Aviation Usk's F2G features fine recessed panel lines and little flash, a sheet of brass photoetched parts for the cockpit, landing gear, and oil cooler detailing, and an excellent vacuum-formed canopy. Two resin air scoops for the air racers are included, but not shown in the assembly drawings. The highlight is the decal sheet featuring opaque white and yellow lettering and black outline stripes for the colorful racers.
The kit captures most of the detail changes to the F2G. The wing leading-edge scoops aren't right though; they should be shorter and more squared off. The big mistake is the engine - the kit provides the front face of an R-2800 with two banks of nine cylinders. The correct R-4360 should have 28 cylinders in four banks of seven.
Surface detail of the kit is good, but my sample had several blemishes, which I smoothed out with sandpaper and a coat of Future floor polish. The photoetched interior looks sharp with the photo-film gauges accenting the relief-etched panel.
Once you clean up the edges of the plastic parts, the fit is good. You can follow the instructions easily, but the inclusion of numbers for the plastic parts seems odd since the parts on the sprues have none.

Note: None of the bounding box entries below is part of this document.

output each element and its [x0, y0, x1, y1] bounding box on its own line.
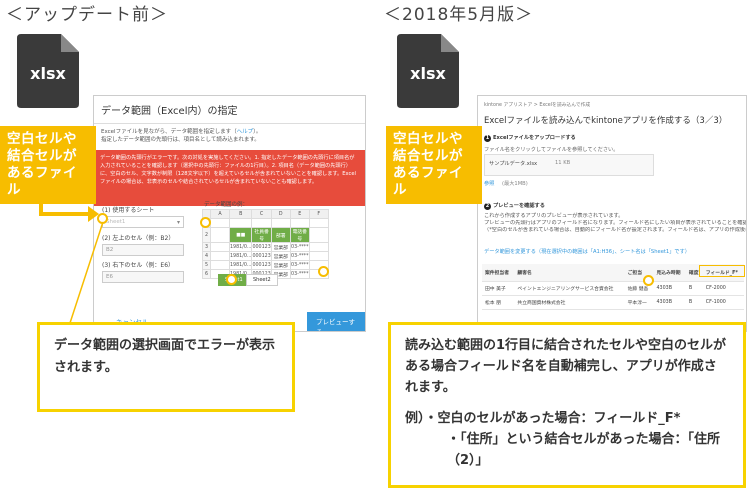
table-cell: CF-2000: [702, 281, 744, 296]
table-cell: 4303B: [653, 295, 686, 310]
table-cell: CF-1000: [702, 295, 744, 310]
note-after: 読み込む範囲の1行目に結合されたセルや空白のセルがある場合フィールド名を自動補完…: [388, 322, 746, 488]
table-cell: 田中 美子: [482, 281, 515, 296]
step-number-icon-2: 2: [484, 203, 491, 210]
tag-line-3b: あるファイル: [393, 165, 463, 198]
table-row: 松本 朋共立商国資材株式会社 平本淳一 4303B B CF-1000: [482, 295, 744, 310]
table-cell: ペイントエンジニアリングサービス合資会社: [514, 281, 625, 296]
blank-merged-cells-tag-2: 空白セルや 結合セルが あるファイル: [386, 126, 482, 204]
step2-desc: これから作成するアプリのプレビューが表示されています。 プレビューの先頭行はアプ…: [484, 213, 746, 234]
step2-desc-3: （*空白のセルが含まれている場合は、自動的にフィールド名が設定されます。フィール…: [484, 227, 746, 233]
table-cell: 松本 朋: [482, 295, 515, 310]
change-range-link[interactable]: データ範囲を変更する（現在選択中の範囲は「A1:H36」、シート名は「Sheet…: [484, 248, 690, 255]
step2-title: 2 プレビューを確認する: [484, 202, 545, 210]
step2-desc-2: プレビューの先頭行はアプリのフィールド名になります。フィールド名にしたい項目が表…: [484, 220, 746, 226]
upload-row: サンプルデータ.xlsx 11 KB: [484, 154, 654, 176]
max-size: (最大1MB): [502, 181, 528, 187]
step-number-icon: 1: [484, 135, 491, 142]
tag-line-2b: 結合セルが: [393, 148, 463, 164]
breadcrumb: kintone アプリストア > Excelを読み込んで作成: [484, 103, 591, 108]
table-row: 田中 美子 ペイントエンジニアリングサービス合資会社 佐藤 健吾 4303B B CF-2…: [482, 281, 744, 296]
step2-label: プレビューを確認する: [493, 203, 545, 209]
file-size: 11 KB: [555, 160, 571, 166]
note-before: データ範囲の選択画面でエラーが表示されます。: [37, 322, 295, 412]
table-cell: 4303B: [653, 281, 686, 296]
table-cell: B: [685, 295, 703, 310]
table-header-cell: 案件担当者: [482, 264, 515, 282]
page-title: Excelファイルを読み込んでkintoneアプリを作成する（3／3）: [484, 116, 728, 126]
note-after-main: 読み込む範囲の1行目に結合されたセルや空白のセルがある場合フィールド名を自動補完…: [405, 338, 727, 395]
table-cell: 平本淳一: [624, 295, 654, 310]
marker-dot-5: [643, 275, 654, 286]
step1-desc: ファイル名をクリックしてファイルを参照してください。: [484, 147, 619, 153]
create-app-screen: kintone アプリストア > Excelを読み込んで作成 Excelファイル…: [477, 95, 747, 332]
step1-label: Excelファイルをアップロードする: [493, 135, 576, 141]
browse-link[interactable]: 参照: [484, 180, 494, 187]
table-cell: 共立商国資材株式会社: [514, 295, 625, 310]
note-after-example-2: ・「住所」という結合セルがあった場合：「住所（2）」: [447, 432, 721, 468]
step1-title: 1 Excelファイルをアップロードする: [484, 134, 576, 142]
step2-desc-1: これから作成するアプリのプレビューが表示されています。: [484, 213, 624, 219]
table-header-cell: 見込み時期: [653, 264, 686, 282]
field-name-highlight: [699, 265, 745, 277]
table-cell: B: [685, 281, 703, 296]
table-header-cell: 顧客名: [514, 264, 625, 282]
note-after-example-1: 例）・空白のセルがあった場合：フィールド_F*: [405, 411, 681, 426]
tag-line-1b: 空白セルや: [393, 131, 463, 147]
file-name[interactable]: サンプルデータ.xlsx: [489, 160, 537, 167]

Be careful assembling the cockpit; if the side consoles are placed too far out, the fuselage will not close tightly. Also, the locator tabs on the inside of each fuselage half are not properly aligned, so dry-fit and adjust the cockpit tub into the fuselage.
As it comes in the kit, the model best represents the land-based F2G-1 with no tail hook. I had trouble fitting the rearmost tail-wheel-well cover. Be careful trimming the vacuum-formed canopy. It is delicate, and without a spare, you have only one chance. No antenna mast or pitot tube is provided, so I scrounged them from spare Corsair kits. A tiny candle symbol in step 3 suggests stretching sprue for the exhaust pipes. In contrast to the well-detailed cockpit, there is no detail in the wheel wells.
Aviation Usk's super Corsair was a lot of fun to build. I spent about 20 hours on it. Since the Corsair is my favorite propeller-driven aircraft, I had to have this kit in my collection. Moderately skilled modelers should have no problem building it. The outline and overall dimensions compare favorably to the information in both Squadron/Signal's F4U Corsair In Action and Detail & Scale F4U Corsair Part 1.